Other than that, S and I spent our day completely snowed in.  Hailey is loving it, though I can't say the same for her poor paws.  I think I just might get her some doggy shoes this year :)



So there you have it.

Not pregnant.
Get punched.
Get snowed in.

Boy, oh boy, is it December yet?  I sure am ready to spend some much needed time in Minnesota with my family!

Wednesday, November 12, 2014

Cycle 1 results?

The last two weeks, or two week wait as it's commonly referred to, have been a complete roller coaster.  This cycle of trying was so very different than previous ones.  I was in a better mind set.  I was hopeful.  I was encouraged.  Overall, I just felt good.  That was a feeling I hadn't had in awhile, so it was very welcomed.

Today, that roller coaster came crashing down.

First cycle=failure.

The thing is, I expected it.  I knew.  But it still hurts.  My heart still feels like it's been smashed into a million pieces.  I feel that undercurrent of hopelessness and defeatedness (not a word, I know) creeping in.  I already feel the months slipping away.  I feel a looming future that is not in our favor.  I feel the disappointment greater than ever.

I know it's only month 1.  I know it takes time.  I know it can still happen.  I know it all.  Unfortunately, my heart isn't getting that message.

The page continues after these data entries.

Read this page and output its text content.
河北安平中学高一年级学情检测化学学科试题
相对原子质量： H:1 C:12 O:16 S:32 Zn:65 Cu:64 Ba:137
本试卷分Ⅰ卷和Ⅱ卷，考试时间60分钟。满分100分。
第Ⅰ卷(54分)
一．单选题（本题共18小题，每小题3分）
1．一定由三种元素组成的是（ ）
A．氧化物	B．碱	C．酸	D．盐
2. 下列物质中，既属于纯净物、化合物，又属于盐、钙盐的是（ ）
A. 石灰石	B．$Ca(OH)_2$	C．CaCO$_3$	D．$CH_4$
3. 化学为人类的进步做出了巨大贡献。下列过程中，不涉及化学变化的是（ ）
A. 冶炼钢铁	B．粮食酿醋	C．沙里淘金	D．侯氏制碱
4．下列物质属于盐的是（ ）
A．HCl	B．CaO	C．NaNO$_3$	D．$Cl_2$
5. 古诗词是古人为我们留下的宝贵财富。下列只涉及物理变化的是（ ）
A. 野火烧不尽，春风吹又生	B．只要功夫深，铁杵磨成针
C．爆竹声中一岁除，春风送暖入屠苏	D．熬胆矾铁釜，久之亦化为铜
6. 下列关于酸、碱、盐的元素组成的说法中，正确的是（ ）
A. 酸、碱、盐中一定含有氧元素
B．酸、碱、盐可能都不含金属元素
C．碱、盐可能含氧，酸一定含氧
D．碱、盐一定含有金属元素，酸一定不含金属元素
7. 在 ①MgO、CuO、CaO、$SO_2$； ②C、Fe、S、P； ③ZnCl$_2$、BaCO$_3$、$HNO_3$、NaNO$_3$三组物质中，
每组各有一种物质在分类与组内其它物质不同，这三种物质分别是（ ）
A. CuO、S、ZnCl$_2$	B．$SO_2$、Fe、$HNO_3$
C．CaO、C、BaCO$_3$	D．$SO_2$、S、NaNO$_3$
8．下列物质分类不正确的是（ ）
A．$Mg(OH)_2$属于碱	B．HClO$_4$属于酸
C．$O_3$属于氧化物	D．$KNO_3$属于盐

What makes it even worse is when the nurse who calls to deliver the devastation says, "If it hasn't happened on its own, it probably won't."  Meaning... fork over the money, and quickly.  Meaning, you're just delaying the inevitable.  Meaning, you're wasting months of trying when it won't happen anyways.

And that, my friends, is when the tears really started flowing.  I imagined myself being ok with this.  Ok with knowing that this is all in God's timing.  Ok with knowing that at month one, even under the greatest of circumstances, it often doesn't happen right away.

But still.

I let that teeny, tiny part of me, the smallest part that you could ever imagine, believe that this might work.  It.Just.Might.Work.  And yet it didn't.  It just didn't.

Today though, despite my million piece shattered heart, and greater than I imagined disappointment, I'm choosing to be thankful and joyful.  I'm choosing to rest in the fact that despite everything that is working against us, God does have a plan.  I'm choosing to believe that at some point in time, I will be here announcing the greatest blessing that I will have ever been given.

We'll see.

Right this second though?  I'm going to curl up with my sweet Hailey girl and let the tears fall until there are no more.